A court has banned the BBC from broadcasting a film about last summer’s riots. The film, about the experiences of rioters during the disturbances, was due to be broadcast on BBC2.
The two part series is a dramatisation based on the testimony of interviews conducted for the Guardian and London School of Economics research into the disorder. It features actors who play anonymous rioters speaking about their experiences of the riots last August.
In a blog posted before the film was pulled, a BBC producer on the project said that using the important and illuminating interviews in the drama would provide insight into why and how the riots had happened .
The BBC did not give details about the nature of the court order.
Update: Murder trial judge banned documentary over possible issues of sub judice
20th July 2012. See article from guardian.co.uk
A judge prevented the BBC from broadcasting two documentaries about last summer’s riots without having watched the films — and later prevented the media from reporting his injunction.
Mr Justice Flaux, who was presiding over the murder trial of eight men who were acquitted at Birmingham crown court on Thursday, made the injunction on the grounds that the film raised issues which echoed arguments put before his jury.
He used an unusual power under section 45 of the Senior Courts Act 1981, which in some circumstances grants crown court judges the same powers as those used by the high court, to prevent the film from being broadcast.

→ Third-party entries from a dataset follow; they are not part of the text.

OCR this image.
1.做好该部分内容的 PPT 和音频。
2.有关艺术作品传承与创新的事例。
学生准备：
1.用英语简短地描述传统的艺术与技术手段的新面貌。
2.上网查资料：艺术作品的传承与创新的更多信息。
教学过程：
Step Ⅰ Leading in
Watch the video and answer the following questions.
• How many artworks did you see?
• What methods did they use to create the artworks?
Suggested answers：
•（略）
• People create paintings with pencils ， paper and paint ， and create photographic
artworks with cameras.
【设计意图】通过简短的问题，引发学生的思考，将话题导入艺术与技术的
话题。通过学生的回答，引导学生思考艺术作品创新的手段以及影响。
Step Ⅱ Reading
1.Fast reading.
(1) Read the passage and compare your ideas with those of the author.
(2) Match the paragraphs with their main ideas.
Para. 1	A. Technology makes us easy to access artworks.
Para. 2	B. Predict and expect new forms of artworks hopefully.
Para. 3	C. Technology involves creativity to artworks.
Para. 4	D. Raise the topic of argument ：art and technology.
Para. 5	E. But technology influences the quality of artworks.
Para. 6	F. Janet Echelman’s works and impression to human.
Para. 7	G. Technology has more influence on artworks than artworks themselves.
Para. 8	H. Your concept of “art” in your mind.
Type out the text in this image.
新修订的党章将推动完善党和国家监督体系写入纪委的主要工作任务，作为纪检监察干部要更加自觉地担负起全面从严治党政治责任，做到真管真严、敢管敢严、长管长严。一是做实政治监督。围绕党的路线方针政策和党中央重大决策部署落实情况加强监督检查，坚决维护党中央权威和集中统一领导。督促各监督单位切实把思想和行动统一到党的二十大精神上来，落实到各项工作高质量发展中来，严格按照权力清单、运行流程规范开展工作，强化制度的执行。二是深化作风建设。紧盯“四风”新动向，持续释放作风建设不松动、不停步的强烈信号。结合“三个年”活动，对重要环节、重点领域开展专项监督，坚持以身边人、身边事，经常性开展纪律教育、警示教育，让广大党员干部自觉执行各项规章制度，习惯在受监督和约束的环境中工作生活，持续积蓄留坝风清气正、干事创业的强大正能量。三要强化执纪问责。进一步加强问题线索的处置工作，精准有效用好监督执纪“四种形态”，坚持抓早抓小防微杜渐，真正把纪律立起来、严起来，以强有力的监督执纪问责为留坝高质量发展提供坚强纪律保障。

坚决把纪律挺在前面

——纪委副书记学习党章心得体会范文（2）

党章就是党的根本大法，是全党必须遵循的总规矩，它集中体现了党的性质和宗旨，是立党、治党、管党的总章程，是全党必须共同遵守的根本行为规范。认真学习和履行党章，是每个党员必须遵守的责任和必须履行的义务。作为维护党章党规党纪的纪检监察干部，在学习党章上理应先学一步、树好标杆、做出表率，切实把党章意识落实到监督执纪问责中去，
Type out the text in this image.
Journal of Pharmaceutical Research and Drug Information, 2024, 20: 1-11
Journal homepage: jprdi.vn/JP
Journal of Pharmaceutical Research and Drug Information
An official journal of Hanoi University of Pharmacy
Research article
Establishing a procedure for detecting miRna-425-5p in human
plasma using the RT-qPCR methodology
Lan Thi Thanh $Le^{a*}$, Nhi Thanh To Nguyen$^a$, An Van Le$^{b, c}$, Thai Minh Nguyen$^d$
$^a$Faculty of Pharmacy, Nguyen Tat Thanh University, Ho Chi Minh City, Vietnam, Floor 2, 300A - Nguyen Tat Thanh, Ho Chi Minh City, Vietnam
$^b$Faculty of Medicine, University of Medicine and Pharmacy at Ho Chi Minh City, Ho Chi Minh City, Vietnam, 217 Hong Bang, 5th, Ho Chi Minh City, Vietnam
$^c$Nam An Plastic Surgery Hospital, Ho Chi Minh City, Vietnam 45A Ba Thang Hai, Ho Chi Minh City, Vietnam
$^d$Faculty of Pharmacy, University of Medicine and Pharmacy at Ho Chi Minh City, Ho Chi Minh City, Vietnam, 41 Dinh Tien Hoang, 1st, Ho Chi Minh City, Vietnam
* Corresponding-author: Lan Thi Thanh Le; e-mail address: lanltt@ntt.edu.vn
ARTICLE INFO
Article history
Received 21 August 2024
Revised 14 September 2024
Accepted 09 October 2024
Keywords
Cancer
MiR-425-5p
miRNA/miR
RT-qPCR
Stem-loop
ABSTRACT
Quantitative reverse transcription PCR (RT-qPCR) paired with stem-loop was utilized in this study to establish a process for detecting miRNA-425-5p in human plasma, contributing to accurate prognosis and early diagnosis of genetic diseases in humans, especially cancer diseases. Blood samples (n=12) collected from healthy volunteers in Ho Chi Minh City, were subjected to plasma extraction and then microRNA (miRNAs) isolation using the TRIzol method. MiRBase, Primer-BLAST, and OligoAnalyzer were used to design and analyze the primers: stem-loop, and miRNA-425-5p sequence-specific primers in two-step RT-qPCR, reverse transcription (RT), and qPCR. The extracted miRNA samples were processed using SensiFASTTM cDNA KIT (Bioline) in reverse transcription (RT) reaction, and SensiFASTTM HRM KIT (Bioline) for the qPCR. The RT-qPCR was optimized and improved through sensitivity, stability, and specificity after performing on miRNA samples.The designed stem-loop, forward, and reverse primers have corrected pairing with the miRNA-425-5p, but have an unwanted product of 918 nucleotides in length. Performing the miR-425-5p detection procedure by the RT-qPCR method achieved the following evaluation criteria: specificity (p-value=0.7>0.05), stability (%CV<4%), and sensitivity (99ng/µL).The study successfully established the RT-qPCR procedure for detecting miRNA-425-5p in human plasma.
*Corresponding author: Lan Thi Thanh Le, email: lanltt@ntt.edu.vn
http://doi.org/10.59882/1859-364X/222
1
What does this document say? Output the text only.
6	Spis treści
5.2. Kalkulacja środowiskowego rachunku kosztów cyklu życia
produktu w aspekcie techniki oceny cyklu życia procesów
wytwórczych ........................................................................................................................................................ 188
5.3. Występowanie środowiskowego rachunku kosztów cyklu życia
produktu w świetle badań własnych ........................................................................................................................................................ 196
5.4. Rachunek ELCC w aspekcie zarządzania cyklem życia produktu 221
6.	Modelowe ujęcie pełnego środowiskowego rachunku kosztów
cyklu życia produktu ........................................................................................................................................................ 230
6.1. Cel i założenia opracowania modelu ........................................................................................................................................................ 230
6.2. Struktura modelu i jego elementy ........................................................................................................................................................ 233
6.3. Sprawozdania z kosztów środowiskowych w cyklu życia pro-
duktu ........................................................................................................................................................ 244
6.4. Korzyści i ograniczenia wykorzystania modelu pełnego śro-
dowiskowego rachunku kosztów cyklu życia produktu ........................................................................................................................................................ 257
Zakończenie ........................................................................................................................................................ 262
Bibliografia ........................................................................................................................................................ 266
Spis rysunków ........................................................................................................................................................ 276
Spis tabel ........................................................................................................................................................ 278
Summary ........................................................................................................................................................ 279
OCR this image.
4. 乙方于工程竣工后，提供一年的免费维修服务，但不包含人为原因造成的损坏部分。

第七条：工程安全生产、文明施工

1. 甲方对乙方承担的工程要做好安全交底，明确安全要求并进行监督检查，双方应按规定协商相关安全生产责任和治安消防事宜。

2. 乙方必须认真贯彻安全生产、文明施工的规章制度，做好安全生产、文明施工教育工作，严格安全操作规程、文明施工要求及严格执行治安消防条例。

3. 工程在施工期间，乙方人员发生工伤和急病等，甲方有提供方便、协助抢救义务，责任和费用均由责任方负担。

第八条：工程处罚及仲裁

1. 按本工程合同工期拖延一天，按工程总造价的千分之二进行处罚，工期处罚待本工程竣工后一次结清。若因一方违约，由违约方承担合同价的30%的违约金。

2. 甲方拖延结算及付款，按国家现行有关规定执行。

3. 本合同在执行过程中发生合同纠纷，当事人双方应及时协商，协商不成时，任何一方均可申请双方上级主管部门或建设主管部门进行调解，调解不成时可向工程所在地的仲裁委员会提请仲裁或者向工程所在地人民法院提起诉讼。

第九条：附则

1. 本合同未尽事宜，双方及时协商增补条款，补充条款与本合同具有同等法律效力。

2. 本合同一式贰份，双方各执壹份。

The BBC and Guardian had sought to challenge the ruling, on the grounds that the films made no reference to the case being considered by the jury and did not even mention rioting in Birmingham.
However, the judge rejected the appeal, saying the films touched on issues related to his case, and if he were to allow the films to be broadcast, jurors could potentially have social contact with others who watched the programmes.
The end of the trial rendered the orders redundant.